注:逆転裁判1〜3(ゲームボーイアドバンス用ソフト/カプコン)
  現在はニンテンドーDS用ソフトとしても発売されています。

 裁判に興味はありますか?
 アドベンチャーゲームに興味はありますか?
 裁判を扱ったアドベンチャーゲームというだけで、ほとんどのゲームファンが敬遠してしまいそうな大損作品、それがこの逆転裁判です。ジャンルは法廷バトルとなっていますが、一般的な表現ではアドベンチャーゲームだと思います。
 あちこちのサイトで絶賛されていながら、その割には売れていないらしいこの作品、その原因はタイトルとジャンルにあると思われます。
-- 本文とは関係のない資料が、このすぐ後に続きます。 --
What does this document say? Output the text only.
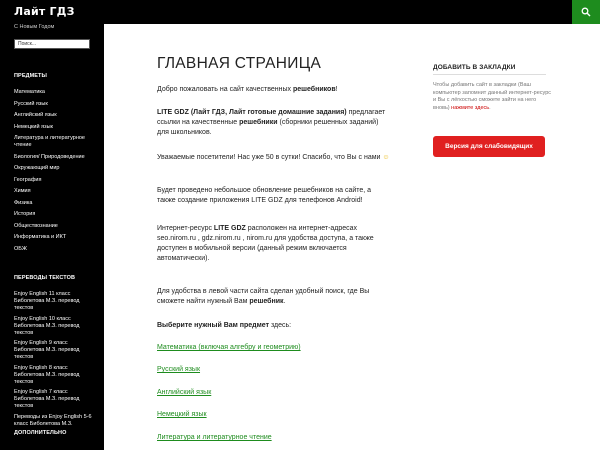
Лайт ГДЗ
С Новым Годом
Поиск...
ПРЕДМЕТЫ
Математика
Русский язык
Английский язык
Немецкий язык
Литература и литературное чтение
Биология/ Природоведение
Окружающий мир
География
Химия
Физика
История
Обществознание
Информатика и ИКТ
ОБЖ
ПЕРЕВОДЫ ТЕКСТОВ
Enjoy English 11 класс Биболетова М.З. перевод текстов
Enjoy English 10 класс Биболетова М.З. перевод текстов
Enjoy English 9 класс Биболетова М.З. перевод текстов
Enjoy English 8 класс Биболетова М.З. перевод текстов
Enjoy English 7 класс Биболетова М.З. перевод текстов
Переводы из Enjoy English 5-6 класс Биболетова М.З.
ДОПОЛНИТЕЛЬНО
ГЛАВНАЯ СТРАНИЦА

Добро пожаловать на сайт качественных решебников!

LITE GDZ (Лайт ГДЗ, Лайт готовые домашние задания) предлагает ссылки на качественные решебники (сборники решенных заданий) для школьников.

Уважаемые посетители! Нас уже 50 в сутки! Спасибо, что Вы с нами ☺

Будет проведено небольшое обновление решебников на сайте, а также создание приложения LITE GDZ для телефонов Android!

Интернет-ресурс LITE GDZ расположен на интернет-адресах seo.nirom.ru , gdz.nirom.ru , nirom.ru для удобства доступа, а также доступен в мобильной версии (данный режим включается автоматически).

Для удобства в левой части сайта сделан удобный поиск, где Вы сможете найти нужный Вам решебник.

Выберите нужный Вам предмет здесь:

Математика (включая алгебру и геометрию)
Русский язык
Английский язык
Немецкий язык
Литература и литературное чтение
ДОБАВИТЬ В ЗАКЛАДКИ

Чтобы добавить сайт в закладки (Ваш компьютер запомнит данный интернет-ресурс и Вы с лёгкостью сможете зайти на него вновь) нажмите здесь.

Версия для слабовидящих
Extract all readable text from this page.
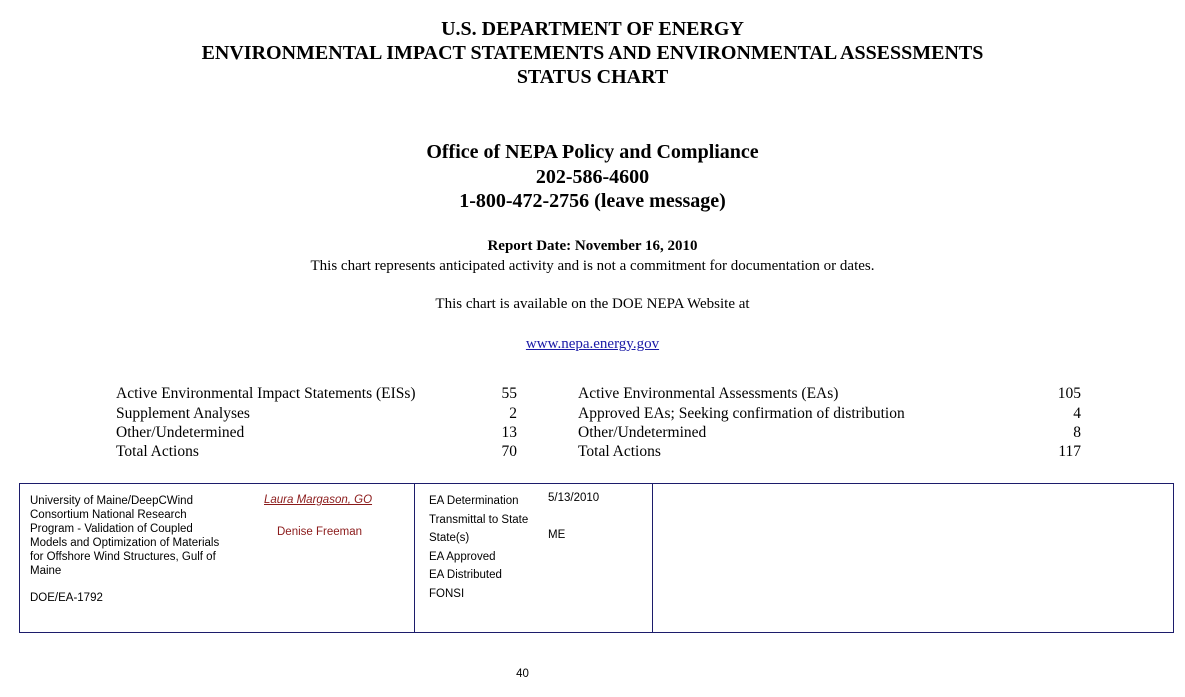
U.S. DEPARTMENT OF ENERGY
ENVIRONMENTAL IMPACT STATEMENTS AND ENVIRONMENTAL ASSESSMENTS
STATUS CHART
Office of NEPA Policy and Compliance
202-586-4600
1-800-472-2756 (leave message)
Report Date: November 16, 2010
This chart represents anticipated activity and is not a commitment for documentation or dates.
This chart is available on the DOE NEPA Website at
www.nepa.energy.gov
Active Environmental Impact Statements (EISs)	55
Supplement Analyses	2
Other/Undetermined	13
Total Actions	70
Active Environmental Assessments (EAs)	105
Approved EAs; Seeking confirmation of distribution	4
Other/Undetermined	8
Total Actions	117
University of Maine/DeepCWind Consortium National Research Program - Validation of Coupled Models and Optimization of Materials for Offshore Wind Structures, Gulf of Maine
DOE/EA-1792
Laura Margason, GO
Denise Freeman
EA Determination	5/13/2010
Transmittal to State
State(s)	ME
EA Approved
EA Distributed
FONSI
40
 でも一度プレイすれば、良い意味で「だまされた!」と思うはずです。なにせ内容はギャグ漫画も真っ青の爆笑コメディなのですから。また普通に考えれば分かるはずのない推理も、小分けにして少しずつ解決していくという構成になっているため、アドベンチャーゲームとは思えないほどテンポ良く進みます。物語の面白さも抜群です。

 このゲームの特徴、それは推理を「矛盾探し」という手法の積み重ねで行うことにあります。小分けにされた短い証言をじっくり読みながら、手元にある証拠品との矛盾を探し出し、「これだ!」と思ったらそれを突き付ける。この作業が実に面白いのです。そしてそこから始まる登場人物のやりとりがまた面白いのです。

 このようなシンプルな構成であるうえ、適度にヒントも出ますので、推理は苦手という人でも大半の矛盾を自力で見つけ出せるのではないかと思います(2のみかなり難しいですが)。いざとなったらセーブしておいて証拠品の総当たりという手もありますし、攻略サイトに頼るという手もありますけれど。でもそんな遊び方でも十分に楽しめるくらい、このゲームは面白いです。
 魅力的な登場人物による笑いと感動の物語。そしてそれらを損ねることなくゲーム化することに成功している、シンプルかつ完成度の高いシステム。これほど楽しくプレイできたゲームは、過去にほとんど例がありません。

 ただしこれほど良くできたこのゲームにも、欠点はいくつか存在します。例えば実社会を舞台にした物語でありながら、霊媒という非現実的な要素が大きな意味を持っていることや、推理物として考えた場合、設定や仕掛けに無理のある部分が(一部とはいえ)あることです。
 でも「このゲームの本質は娯楽であり、推理物ではない」と割り切ってもいいのではないかと思います。強引な設定や仕掛けの目立つ作品は、大抵の場合その強引さが派手さを生み出しているだけであり、デメリットに見合うだけの面白さは生み出せていない場合が多いように思うのですが、このゲームは違います。霊媒という存在をうまく生かすことで、欠点を補って余りあるほどの面白さが生み出されているからです。フィクションなのですから、SFっぽい世界だと割り切って楽しむのが正解だと思います。

 推理物としてはケチのつくこのゲームですが、そんなことが些細な問題に思えるくらい魅力にあふれています。もしプレイすることに迷っていた人は、ぜひプレイしてみることをお勧めします。知らなかった人、聞いたことはあるけれど興味が持てなかった人は、ぜひ迷ってみることをお勧めします。
 見知らぬ人にも勧めたくなる、それほど素晴らしい作品です。